Putting all of this together, here is the final architecture underlying these visualizations.

schematic

The “Macros + Partial Evaluation” functionality I used is all present in Vexpr, but the ideas are still baking. In a future post I might try to convince you to use them.

But what about Deep Learning?

This blog post featured human-comprehensible machine learning models like Gaussian Processes. In these models each parameter has a very clear meaning. Is this blog post applicable to Deep Learning?

First, let me appeal to you that comprehensible models are important, and I think people playing with Deep Learning ought to be among the most enthusiastic users of comprehensible models. Suppose I grant you the extreme position that a deep learning model is a black box that isn’t worth looking into. In that extreme, you have a great use case for comprehensible models: exploring the space of Deep Learning architectures and training regimes. You get to take the giant space of models and regimes, design your own hand-engineered features of that space like “learning rate” or “number of attention heads”, generate your own datasets of experiment results, and conduct symphonies of computers to explore the space. Deep Learning system design is what got me into these models in the first place.

Regardless, I think it’s possible to build useful, pragmatic visuals for Deep Networks. My main design goals would be: (1.) enable the user to detect when something in the network is broken / not being used, and (2.) put an expression in front of the user to encourage playful tweaking of the architecture.

Conclusion

These visualizations were immediately useful, and they are pragmatic because they are not specific to any model type. If you can extract a text description of your model, and if you can trace a set of useful-to-visualize scalars, then you can visualize your model.

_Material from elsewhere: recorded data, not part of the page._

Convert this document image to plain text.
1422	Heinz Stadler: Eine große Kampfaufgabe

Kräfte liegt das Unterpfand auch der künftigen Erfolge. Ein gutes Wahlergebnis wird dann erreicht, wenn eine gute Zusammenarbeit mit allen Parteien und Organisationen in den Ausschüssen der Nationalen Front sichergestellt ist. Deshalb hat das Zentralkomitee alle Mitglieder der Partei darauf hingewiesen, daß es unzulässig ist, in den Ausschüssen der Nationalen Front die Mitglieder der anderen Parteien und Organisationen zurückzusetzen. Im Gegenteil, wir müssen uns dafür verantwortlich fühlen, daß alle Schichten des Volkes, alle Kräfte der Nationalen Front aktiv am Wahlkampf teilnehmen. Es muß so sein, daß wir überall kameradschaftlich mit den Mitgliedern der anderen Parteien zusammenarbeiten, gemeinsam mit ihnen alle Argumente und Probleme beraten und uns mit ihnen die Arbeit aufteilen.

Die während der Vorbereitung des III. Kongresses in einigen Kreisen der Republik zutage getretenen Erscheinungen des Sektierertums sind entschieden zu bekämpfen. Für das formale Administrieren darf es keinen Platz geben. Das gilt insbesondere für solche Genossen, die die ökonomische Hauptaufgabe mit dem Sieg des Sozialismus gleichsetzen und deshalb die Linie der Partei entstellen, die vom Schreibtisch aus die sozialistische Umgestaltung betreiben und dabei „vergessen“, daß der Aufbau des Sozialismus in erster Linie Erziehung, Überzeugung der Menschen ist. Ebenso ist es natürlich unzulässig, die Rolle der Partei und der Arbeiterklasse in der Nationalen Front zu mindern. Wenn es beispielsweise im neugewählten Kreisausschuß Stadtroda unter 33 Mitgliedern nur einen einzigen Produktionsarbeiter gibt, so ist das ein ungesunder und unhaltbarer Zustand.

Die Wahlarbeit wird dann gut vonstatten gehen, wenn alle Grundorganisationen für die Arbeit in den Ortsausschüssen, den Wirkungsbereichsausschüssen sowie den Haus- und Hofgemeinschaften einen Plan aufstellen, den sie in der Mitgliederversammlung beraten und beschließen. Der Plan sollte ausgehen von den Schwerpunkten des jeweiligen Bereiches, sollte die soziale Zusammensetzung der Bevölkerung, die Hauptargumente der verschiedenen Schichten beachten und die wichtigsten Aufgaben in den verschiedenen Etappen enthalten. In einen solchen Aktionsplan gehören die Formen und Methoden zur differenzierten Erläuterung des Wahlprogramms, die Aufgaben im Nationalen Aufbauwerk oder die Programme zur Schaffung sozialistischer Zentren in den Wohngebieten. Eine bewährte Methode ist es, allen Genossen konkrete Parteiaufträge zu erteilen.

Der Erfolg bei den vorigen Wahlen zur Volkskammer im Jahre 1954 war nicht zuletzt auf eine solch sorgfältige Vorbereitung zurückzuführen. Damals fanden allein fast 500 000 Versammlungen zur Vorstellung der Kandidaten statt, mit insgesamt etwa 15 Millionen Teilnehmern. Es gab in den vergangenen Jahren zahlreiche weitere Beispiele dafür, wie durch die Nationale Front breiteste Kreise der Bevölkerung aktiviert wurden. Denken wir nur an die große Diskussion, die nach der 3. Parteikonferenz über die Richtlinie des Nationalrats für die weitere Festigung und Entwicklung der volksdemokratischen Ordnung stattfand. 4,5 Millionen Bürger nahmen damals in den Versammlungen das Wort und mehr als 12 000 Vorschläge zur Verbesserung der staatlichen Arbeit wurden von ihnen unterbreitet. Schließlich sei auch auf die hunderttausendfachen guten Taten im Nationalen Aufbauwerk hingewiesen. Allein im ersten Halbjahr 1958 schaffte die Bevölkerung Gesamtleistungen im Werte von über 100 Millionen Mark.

I think that somehow we should give all users of machine learning models access to visuals like these. Using some combination of our shared frameworks, our example code, and our crazy LLM tools, we should take on the responsibility of not only performing our desired computation, but also rendering a useful expression of it.

(This post has an appendix. This project is supported by a GCP cloud compute grant from ML Collective, which has been super helpful. Thanks, also, to Rosanne Liu for useful feedback on drafts of this post.)